Horizon Beach – June 8, 2005  (2)
Nevertheless, Mark felt very guilty every time. Not because of the tenth commandment — Mark was an atheist — but because he felt he was betraying the woman he loved. But he couldn’t help it: when his eyes were attracted by promising lips, a plunging neckline, or even a swaying walk, he felt a deep warmth fill his stomach. Then, because he was shy, because he was a faithful husband, he would avoid any close connection with the creature he had just been desiring. Yet he knew that later he would be unable to avoid recalling the recent encounter and imagining multiple love scenes with a woman who would not be Helen. Mark would always experience a deep feeling of guilt, but he knew it would be useless to swear that he would not be snared again: sooner or later another chance encounter would plunge him into another “disgrace”.
When he was younger, Mark had come to consider himself depraved, unable to resist his drives and therefore totally responsible for his lustful dreams. But when he was in his forties, and time had taken away most of his grandparents, he suddenly discovered an interest in the history of his ancestors. And among the things he learned, he thought he had found the source of his shortcomings. In fact, he discovered that some of his male ancestors, grandfathers and great-grandfathers, had been womanizers.
In particular, the grandfather he had so admired for his free spirit was also a philanderer who had repeatedly caused his wife to suffer — at a time when divorce was not as common as now. Mark con-cluded that he had probably inherited some undesirable aspects of his male ancestors. But paradoxically, he was relieved: just as he considered the concept of original sin absurd, Mark felt no responsibility for the genes he bore.
And with regard to his own conduct, Mark was actually satisfied: if his ancestors had committed numerous infidelities, for his part he had remained true to one woman, whom he still loved. He was able to resist the drives aroused by his genes, the main consequence of these drives being only a great timidity in the presence of women, especially when they were attractive.
That week, Helen had planned a brief visit to her sister Pamela, who was living in San Francisco. On Monday morning, Mark took her to John Wayne Airport before driving back to open the bookshop that he would have to run alone for three days until Helen returned. He had just arrived at the store and was about to open the door when Helen called him on his cell phone:
“Mark, I'm still at the gate waiting for boarding and I'm calling because I forgot to remind you: today is the day when Karen is supposed to bring her soaps.”
“Oh, yes, I hadn’t even thought about it again. Should we give her the usual conditions?”
“Yes, ask her about the costumer price.

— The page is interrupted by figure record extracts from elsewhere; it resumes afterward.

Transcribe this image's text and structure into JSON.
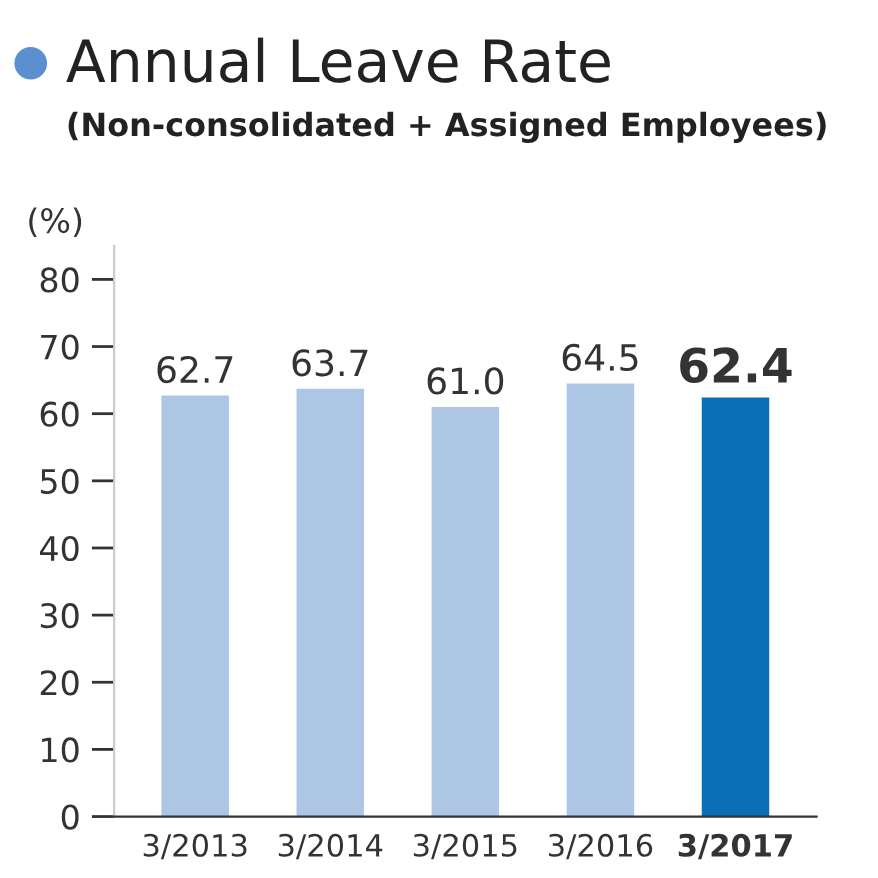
{
  "chart_data": {
    "type": "bar",
    "title": "Annual Leave Rate",
    "subtitle": "(Non-consolidated + Assigned Employees)",
    "ylabel": "(%)",
    "categories": [
      "3/2013",
      "3/2014",
      "3/2015",
      "3/2016",
      "3/2017"
    ],
    "values": [
      62.7,
      63.7,
      61.0,
      64.5,
      62.4
    ],
    "colors": [
      "#aec6e6",
      "#aec6e6",
      "#aec6e6",
      "#aec6e6",
      "#0b6fb8"
    ],
    "ylim": [
      0,
      85
    ],
    "yticks": [
      0,
      10,
      20,
      30,
      40,
      50,
      60,
      70,
      80
    ],
    "value_labels": [
      "62.7",
      "63.7",
      "61.0",
      "64.5",
      "62.4"
    ],
    "grid": false,
    "legend": false
  }
}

Then you can enter that in our inventory with a forty percent commission for us... I’ll have to hang up now: they’ve started boarding.”
So we’ll also be selling bath soap!” This was the thought behind the smile that appeared on Mark’s face.
To sustain sales at Books For Everyone, their bookshop, Helen and Mark had had to start diversifying a long time ago. The store had gradually become a collection of bric-a-brac, where you could buy stationery, greeting cards, candy, toys, decorative items, or even locally manufactured cosmetics. And that day Karen Greenstone was going to add her scented soaps to the assortment of items offered for sale.